Jamie Cullum

Während ich morgen mit Robbie Williams den in Deutschland wohl erfolgreichsten englischen Künstler im Olympiastadion München sehen werde, hatte ich heute das Vergnügen, Jamie Cullum, den wohl geilsten Freestilisten Englands, im Hamburger Stadtpark erleben zu dürfen. Man what a show !

Showbeginn der Vorband war wohl wie geplant um 19:00 Uhr, ich kam etwas später, habe bis 19:30 nur noch die letzten zwei Songs gehört. Sehr schöne Musik. Ein englisches Mädel mit zwei Gitarristen. Tolle Stimme, gutes Aussehen, schöne Begleitung. Leider hat die Dame vergessen zu sagen, wie sie heißt, darum kann ich jetzt keine Werbung für sie machen.
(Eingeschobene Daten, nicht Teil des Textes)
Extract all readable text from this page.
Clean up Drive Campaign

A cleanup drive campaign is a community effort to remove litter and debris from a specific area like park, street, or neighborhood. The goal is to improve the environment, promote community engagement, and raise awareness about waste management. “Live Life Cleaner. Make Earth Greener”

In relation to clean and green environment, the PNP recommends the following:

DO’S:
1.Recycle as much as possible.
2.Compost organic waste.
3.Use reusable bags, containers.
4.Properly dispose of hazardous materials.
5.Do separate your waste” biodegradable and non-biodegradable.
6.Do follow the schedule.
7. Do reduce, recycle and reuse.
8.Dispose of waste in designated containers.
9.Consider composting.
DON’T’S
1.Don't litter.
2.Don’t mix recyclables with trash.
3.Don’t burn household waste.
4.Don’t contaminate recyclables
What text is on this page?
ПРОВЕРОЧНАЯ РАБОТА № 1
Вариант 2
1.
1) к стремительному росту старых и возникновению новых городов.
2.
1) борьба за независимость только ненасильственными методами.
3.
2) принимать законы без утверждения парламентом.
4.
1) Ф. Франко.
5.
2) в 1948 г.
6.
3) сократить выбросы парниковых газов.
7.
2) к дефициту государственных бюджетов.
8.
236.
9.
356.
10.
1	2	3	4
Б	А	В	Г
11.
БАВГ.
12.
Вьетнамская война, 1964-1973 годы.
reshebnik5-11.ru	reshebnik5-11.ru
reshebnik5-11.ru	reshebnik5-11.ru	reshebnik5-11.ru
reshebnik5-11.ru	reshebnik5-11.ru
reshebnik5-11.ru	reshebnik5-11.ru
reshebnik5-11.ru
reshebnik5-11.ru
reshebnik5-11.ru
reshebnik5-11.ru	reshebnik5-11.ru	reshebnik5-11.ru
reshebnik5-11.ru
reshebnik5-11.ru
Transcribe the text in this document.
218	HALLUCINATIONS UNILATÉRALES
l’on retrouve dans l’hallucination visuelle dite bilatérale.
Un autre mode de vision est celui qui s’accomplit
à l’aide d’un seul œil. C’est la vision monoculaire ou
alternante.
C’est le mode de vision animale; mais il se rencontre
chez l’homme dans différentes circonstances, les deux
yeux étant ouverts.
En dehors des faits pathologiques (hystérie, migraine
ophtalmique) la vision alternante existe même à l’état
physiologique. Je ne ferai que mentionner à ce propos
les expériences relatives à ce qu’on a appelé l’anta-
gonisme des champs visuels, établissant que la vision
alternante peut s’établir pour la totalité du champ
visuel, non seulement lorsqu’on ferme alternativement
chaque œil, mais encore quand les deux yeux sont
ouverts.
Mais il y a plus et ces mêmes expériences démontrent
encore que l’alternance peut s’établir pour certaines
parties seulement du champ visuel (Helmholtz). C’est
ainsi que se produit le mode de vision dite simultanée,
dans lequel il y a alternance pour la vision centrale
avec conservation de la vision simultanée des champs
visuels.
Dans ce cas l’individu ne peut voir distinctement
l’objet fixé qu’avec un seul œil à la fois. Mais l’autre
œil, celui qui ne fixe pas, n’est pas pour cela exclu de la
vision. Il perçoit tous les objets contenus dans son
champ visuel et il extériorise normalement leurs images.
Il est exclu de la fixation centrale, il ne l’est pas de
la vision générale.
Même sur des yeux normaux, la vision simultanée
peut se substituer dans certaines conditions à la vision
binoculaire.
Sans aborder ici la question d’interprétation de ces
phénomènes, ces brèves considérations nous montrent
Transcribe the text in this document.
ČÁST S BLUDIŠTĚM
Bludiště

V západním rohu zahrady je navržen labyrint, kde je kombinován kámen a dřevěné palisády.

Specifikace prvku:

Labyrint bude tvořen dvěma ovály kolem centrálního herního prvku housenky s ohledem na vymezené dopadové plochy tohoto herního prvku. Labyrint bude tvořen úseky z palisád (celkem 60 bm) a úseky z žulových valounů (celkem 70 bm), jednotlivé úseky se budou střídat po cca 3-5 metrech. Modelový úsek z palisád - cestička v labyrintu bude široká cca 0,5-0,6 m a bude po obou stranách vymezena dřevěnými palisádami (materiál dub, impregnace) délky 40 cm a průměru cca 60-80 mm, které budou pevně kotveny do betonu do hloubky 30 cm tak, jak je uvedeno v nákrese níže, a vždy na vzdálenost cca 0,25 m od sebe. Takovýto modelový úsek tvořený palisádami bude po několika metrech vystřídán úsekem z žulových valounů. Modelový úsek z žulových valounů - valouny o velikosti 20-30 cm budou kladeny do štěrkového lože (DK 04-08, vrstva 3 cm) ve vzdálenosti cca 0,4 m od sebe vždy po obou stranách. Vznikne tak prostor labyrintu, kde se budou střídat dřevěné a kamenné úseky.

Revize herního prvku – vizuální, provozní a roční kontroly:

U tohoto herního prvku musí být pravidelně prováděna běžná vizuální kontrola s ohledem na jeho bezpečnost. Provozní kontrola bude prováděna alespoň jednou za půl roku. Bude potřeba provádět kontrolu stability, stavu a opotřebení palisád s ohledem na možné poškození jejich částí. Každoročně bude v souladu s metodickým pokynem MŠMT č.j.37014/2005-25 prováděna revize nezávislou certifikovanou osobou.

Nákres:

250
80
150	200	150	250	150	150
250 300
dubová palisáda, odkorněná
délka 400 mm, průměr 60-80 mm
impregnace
Um 19:45 ging’s auch schon weiter. Und wie. Eine Show, die wirklich mitriß. Und da steckt auch schon ’ne Lüge drin. Denn ehrlicherweise haben wir heute Abend keine Show gesehen, sondern eine Session. Eine knackig auf den Punkt spielende Band, die Jamie blind folgt, völlig egal, wo er hingeht. Falls es überhaupt sowas wie eine Setlist gegeben haben sollte, so hat er sie stumpf mißachtet. Er fängt ’n Song an, die Musiker hören kurz, blättern in ihren Noten, wechseln die Instrumente und steigen mit ein. Alles ist frei im Fluß und es scheint nur wenige geprobte Übergänge zu geben. Ansonsten pure Improvisation. Klasse.

Jamie Cullum im Hamburger Stadtpark

Sein Motto: If you wanne see a perfect show, you’re totally wrong here today. Come back when Toto’s playing in this wonderfull venue. Sometimes it fucks up a bit, but that’s the fun of it. Auch wenn vieles ungeprobt scheint, so sind doch alle aufeinander eingespielt. Auch Licht und Ton müssen immer sehr aufmerksam auf das reagieren, was da auf der Bühne gerade geschieht.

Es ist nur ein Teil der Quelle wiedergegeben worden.